Le projet vise à mettre en place ce que ses concepteurs appellent un simulateur sociologique qui, en compilant de multiples données, serait capable de deviner l'imminence de conflits, de crises, de changements...

FuturICT souhaite modéliser et prédire les événements à l'échelle mondiale

Recenser des données générées par diverses sources comme les médias sociaux, les infrastructures publiques, de nombreux smartphones, mais aussi des données produites par la nature telles que la météorologie. C'est ce que souhaite réalisé FuturICT, un projet financé par la Commission européenne et qui implique une cinquantaine d'écoles et d'universités. Le but : mettre au point un "simulateur sociologique", dont le fonctionnement serait comparable à celui d'un système nerveux central. Les chercheurs sont partis du principe de la théorie des dominos ; à savoir qu’il était possible que l’analyse de l’enchaînement de certains micro-évènements par une plateforme puisse anticiper des manifestations plus importantes telles que les crises financières ou certains conflits mondiaux. L'élaboration de cette plateforme serait motivée par les enjeux économiques de ces évènements, mais également par l’objectif d’une meilleure compréhension de la diversification des interactions  humaines. La multiplication des sources ne devrait cependant pas crouler sous la coordination et la lecture de ces nombreuses données numériques.
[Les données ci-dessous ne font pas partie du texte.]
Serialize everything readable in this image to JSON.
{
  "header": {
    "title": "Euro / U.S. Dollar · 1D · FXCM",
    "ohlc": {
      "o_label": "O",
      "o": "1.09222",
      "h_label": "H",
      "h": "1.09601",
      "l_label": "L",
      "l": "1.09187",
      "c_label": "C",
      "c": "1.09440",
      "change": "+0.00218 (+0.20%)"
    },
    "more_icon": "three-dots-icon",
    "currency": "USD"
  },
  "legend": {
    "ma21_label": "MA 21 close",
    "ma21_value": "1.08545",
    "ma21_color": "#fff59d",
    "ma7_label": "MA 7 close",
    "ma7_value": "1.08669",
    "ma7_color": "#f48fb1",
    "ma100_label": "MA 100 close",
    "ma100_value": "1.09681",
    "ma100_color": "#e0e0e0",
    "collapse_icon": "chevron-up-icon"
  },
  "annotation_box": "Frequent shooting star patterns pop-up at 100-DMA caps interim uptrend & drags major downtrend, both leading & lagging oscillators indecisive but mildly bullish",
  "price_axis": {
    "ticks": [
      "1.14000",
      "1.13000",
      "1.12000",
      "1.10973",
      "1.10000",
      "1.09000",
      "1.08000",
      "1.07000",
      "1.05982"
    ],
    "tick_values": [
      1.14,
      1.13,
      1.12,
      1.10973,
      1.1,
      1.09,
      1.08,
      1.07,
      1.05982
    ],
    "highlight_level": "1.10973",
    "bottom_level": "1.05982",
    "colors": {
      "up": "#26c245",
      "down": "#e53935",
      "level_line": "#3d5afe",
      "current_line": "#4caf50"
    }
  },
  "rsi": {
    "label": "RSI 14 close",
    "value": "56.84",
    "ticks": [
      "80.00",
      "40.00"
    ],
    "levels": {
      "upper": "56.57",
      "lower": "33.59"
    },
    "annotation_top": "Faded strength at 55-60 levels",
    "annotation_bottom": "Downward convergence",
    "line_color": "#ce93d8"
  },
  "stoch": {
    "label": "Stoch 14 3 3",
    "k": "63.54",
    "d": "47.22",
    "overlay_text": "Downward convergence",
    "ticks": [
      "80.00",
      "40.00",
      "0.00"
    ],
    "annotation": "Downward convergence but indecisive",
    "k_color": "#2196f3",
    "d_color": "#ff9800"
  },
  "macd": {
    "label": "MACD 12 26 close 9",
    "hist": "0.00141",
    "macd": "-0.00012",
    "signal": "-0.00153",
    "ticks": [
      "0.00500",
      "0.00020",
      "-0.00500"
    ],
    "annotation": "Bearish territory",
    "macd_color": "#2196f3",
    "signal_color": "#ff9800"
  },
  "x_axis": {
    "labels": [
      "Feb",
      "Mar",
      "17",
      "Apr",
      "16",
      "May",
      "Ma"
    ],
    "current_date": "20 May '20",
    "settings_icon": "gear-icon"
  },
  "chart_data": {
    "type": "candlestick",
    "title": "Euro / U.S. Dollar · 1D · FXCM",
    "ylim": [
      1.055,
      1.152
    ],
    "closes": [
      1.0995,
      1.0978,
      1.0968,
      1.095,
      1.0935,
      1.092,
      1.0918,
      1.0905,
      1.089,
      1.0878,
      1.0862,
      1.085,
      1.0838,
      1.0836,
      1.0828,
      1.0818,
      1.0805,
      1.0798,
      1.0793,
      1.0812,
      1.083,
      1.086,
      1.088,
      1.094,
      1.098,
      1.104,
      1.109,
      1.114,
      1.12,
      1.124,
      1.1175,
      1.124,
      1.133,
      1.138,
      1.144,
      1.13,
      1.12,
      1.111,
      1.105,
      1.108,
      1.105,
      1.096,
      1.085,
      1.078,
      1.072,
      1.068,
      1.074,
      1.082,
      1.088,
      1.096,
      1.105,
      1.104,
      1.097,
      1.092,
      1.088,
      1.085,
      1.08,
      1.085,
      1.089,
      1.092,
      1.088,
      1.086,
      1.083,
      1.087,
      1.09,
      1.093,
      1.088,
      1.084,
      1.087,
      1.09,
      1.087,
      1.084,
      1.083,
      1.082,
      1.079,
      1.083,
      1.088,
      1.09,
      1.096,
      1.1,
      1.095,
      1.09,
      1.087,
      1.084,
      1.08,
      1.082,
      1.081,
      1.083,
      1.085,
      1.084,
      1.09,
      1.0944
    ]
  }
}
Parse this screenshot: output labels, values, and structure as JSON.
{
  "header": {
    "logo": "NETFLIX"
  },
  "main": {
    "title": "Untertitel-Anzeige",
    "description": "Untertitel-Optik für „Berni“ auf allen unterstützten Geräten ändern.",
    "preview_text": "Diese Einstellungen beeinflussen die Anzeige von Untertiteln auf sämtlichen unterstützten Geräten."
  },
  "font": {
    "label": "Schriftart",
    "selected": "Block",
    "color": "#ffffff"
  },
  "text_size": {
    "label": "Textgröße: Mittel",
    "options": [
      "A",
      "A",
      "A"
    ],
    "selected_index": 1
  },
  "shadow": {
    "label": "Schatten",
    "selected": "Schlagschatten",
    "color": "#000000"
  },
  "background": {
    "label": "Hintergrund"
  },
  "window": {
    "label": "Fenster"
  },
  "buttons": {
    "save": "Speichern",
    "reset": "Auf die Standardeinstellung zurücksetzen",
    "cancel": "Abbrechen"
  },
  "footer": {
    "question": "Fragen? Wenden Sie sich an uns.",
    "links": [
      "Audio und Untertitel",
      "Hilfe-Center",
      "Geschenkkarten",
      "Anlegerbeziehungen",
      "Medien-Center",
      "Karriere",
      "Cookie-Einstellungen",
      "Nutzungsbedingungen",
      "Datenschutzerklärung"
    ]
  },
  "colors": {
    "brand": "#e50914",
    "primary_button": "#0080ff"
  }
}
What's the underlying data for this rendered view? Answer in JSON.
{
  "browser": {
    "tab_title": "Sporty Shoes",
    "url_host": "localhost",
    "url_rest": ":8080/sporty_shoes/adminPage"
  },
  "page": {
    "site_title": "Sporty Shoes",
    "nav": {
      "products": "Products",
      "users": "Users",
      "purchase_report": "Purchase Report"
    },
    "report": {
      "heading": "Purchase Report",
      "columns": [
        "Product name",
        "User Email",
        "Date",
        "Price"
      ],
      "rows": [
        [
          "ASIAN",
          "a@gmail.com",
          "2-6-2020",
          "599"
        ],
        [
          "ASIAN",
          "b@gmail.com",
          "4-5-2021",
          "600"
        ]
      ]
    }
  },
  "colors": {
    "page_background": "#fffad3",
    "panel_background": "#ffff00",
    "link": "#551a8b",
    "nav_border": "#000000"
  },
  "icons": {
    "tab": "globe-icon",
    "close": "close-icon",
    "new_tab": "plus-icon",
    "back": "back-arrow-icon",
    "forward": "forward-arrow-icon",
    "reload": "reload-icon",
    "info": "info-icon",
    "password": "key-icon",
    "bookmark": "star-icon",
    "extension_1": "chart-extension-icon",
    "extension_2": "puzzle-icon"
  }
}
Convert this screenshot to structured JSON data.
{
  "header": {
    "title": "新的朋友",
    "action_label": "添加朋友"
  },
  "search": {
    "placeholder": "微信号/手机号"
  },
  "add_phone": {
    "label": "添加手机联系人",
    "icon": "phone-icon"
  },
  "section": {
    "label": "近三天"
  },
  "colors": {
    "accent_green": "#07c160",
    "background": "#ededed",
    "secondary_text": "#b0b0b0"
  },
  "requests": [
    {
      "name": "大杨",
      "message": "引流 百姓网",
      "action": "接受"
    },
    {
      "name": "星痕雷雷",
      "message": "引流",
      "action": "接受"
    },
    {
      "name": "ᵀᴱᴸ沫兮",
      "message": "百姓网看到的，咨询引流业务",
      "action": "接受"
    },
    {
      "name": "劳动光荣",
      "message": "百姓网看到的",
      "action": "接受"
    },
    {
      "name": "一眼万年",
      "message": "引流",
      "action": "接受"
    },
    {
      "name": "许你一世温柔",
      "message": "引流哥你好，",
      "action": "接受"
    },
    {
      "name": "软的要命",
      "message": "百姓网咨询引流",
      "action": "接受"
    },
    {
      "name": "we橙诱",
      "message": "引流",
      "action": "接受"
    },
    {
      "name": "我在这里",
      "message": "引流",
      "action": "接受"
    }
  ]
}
Une plateforme à trois niveaux

Les nouvelles technologies d’informations et de communications devraient jouer un rôle majeur dans la compilation et l’assimilation de ces dernières, en intégrant notamment le Big Data. Pour cela, les scientifiques ont divisé le fonctionnement de cette plateforme en trois divisions, capables d’interagir les unes entre les autres. Un "système nerveux" planétaire approvisionnerait le Living-Earth-Simulator(L.E.V. ndlr), sorte de meta-modèle du monde et de la société humaine, en importantes quantités de données déjà agrégées. Ces données relèveraient à la fois de sciences économiques, humaines et environnementales. Le data-mining tiendrait compte également des  capteurs des smartphones, tels que les accéléromètres, les GPS, ou bien encore les microphones.

Une vocation non-intrusive

Avec ces grandes quantités de données, le L.E.V. utiliserait de nombreux super-ordinateurs, capables d’intégrer et de corréler toutes ces données avec plusieurs systèmes mathématiques sophistiqués. Il pourrait ainsi élaborer de nombreux scénarii, sur plusieurs thématiques. Le dernier niveau, la Global Participatory Platform, permet à chaque utilisateur d’avoir accès à des données et prévisions, selon son profil, sur tous ces sujets, et d’interagir librement avec d’autres individus. Beaucoup de scientifiques ont rappelé que le data-mining ne violerait pas la confidentialité de certaines données des utilisateurs, et que la plateforme devrait nécessiter de nombreuses autorisations à ces derniers, pour leur permettre d’être prélevées, partagées et discutées. Le projet pourrait être finalisé en fin d’années 2013, et devrait être activé dès 2014.